Poi si alzò Kassapa e disse: “Invero, tu hai parlato bene, O fratello
Anuruddha. Non c’è alcun conflitto di opinione sul significato della nostra
religione. Perchè il Beato possiede le tre personalità e ognuna di esse è di
uguale importanza per noi. C’è il Dharma-Kaya. C’è il Nirmana-Kaya. C’è il
Sambhoga-Kaya. Il Buddha è la verità eccellente, eterna, onnipresente, ed
immutabile: questo è il Sambhoga-Kaya che è uno stato di beatitudine
perfetta. Il Buddha è l’insegnante amorevole che assume la forma degli
esseri a cui egli insegna: questo è il Nirmana-Kaya, il suo corpo di
apparizione. Il Buddha è il benedetto dispensatore del Dharma; Egli è lo
spirito del Sangha e ci lasciò il significato degli ordini nella sua sacra
parola, il Dharma: questo è il Dharma-Kaya, il corpo più eccellente della
Legge.

“Se il Buddha a noi non fosse apparso come Gotama Sakyamuni, come avremmo
potuto ricevere le sacre tradizioni della Sua dottrina? E se le generazioni
future non ne preservassero le sacre tradizioni nel Sangha, come potrebbero
conoscere qualcosa del grande Sakyamuni? Né noi né altri potrebbero
conoscere qualcosa della verità più eccellente, che è eterna, onnipresente,
ed immutabile.
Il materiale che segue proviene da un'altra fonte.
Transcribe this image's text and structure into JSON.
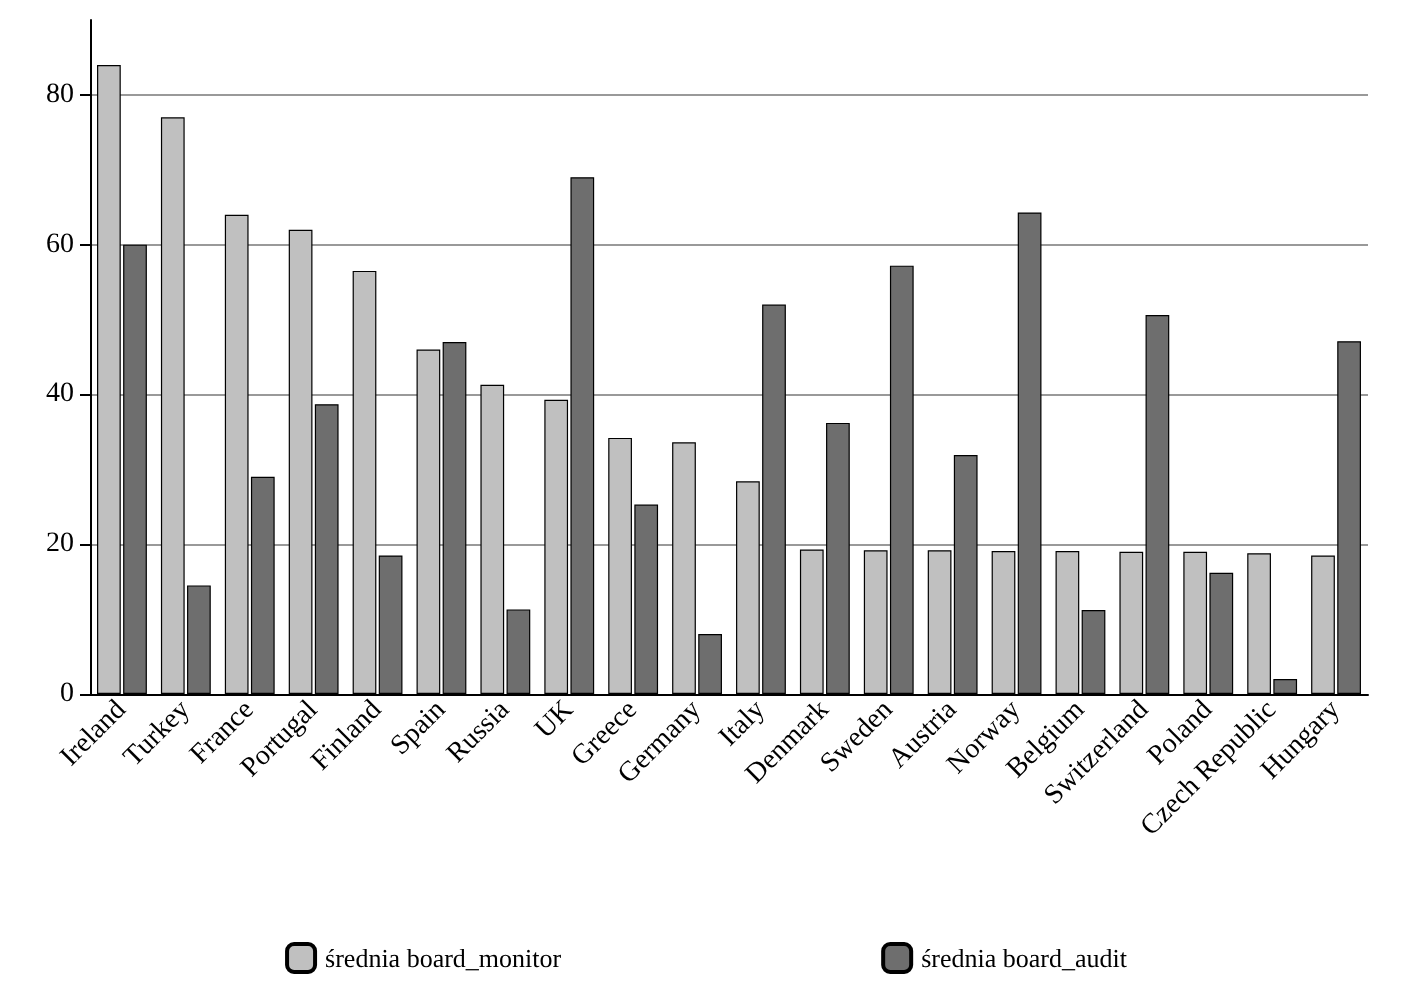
{
  "chart_data": {
    "type": "bar",
    "categories": [
      "Ireland",
      "Turkey",
      "France",
      "Portugal",
      "Finland",
      "Spain",
      "Russia",
      "UK",
      "Greece",
      "Germany",
      "Italy",
      "Denmark",
      "Sweden",
      "Austria",
      "Norway",
      "Belgium",
      "Switzerland",
      "Poland",
      "Czech Republic",
      "Hungary"
    ],
    "series": [
      {
        "name": "średnia board_monitor",
        "color": "#c0c0c0",
        "values": [
          84,
          77,
          64,
          62,
          56.5,
          46,
          41.3,
          39.3,
          34.2,
          33.6,
          28.4,
          19.3,
          19.2,
          19.2,
          19.1,
          19.1,
          19,
          19,
          18.8,
          18.5
        ]
      },
      {
        "name": "średnia board_audit",
        "color": "#6e6e6e",
        "values": [
          60,
          14.5,
          29,
          38.7,
          18.5,
          47,
          11.3,
          69,
          25.3,
          8,
          52,
          36.2,
          57.2,
          31.9,
          64.3,
          11.2,
          50.6,
          16.2,
          2,
          47.1
        ]
      }
    ],
    "ylim": [
      0,
      90
    ],
    "yticks": [
      0,
      20,
      40,
      60,
      80
    ],
    "grid": "y",
    "legend": "bottom"
  }
}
Dunque, la si mantenga sacra e si riveriscano le tradizioni;
manteniamo sacra la memoria di Gotama Sakyamuni, così che tutte le persone
possano trovare la verità!”

Poi i fratelli decisero di convenire ad un sinodo per istituire le dottrine
del Beato, inserirvi le sacre scritture e stabilire un canone che doveva
servire come una fonte di istruzione per le generazioni future.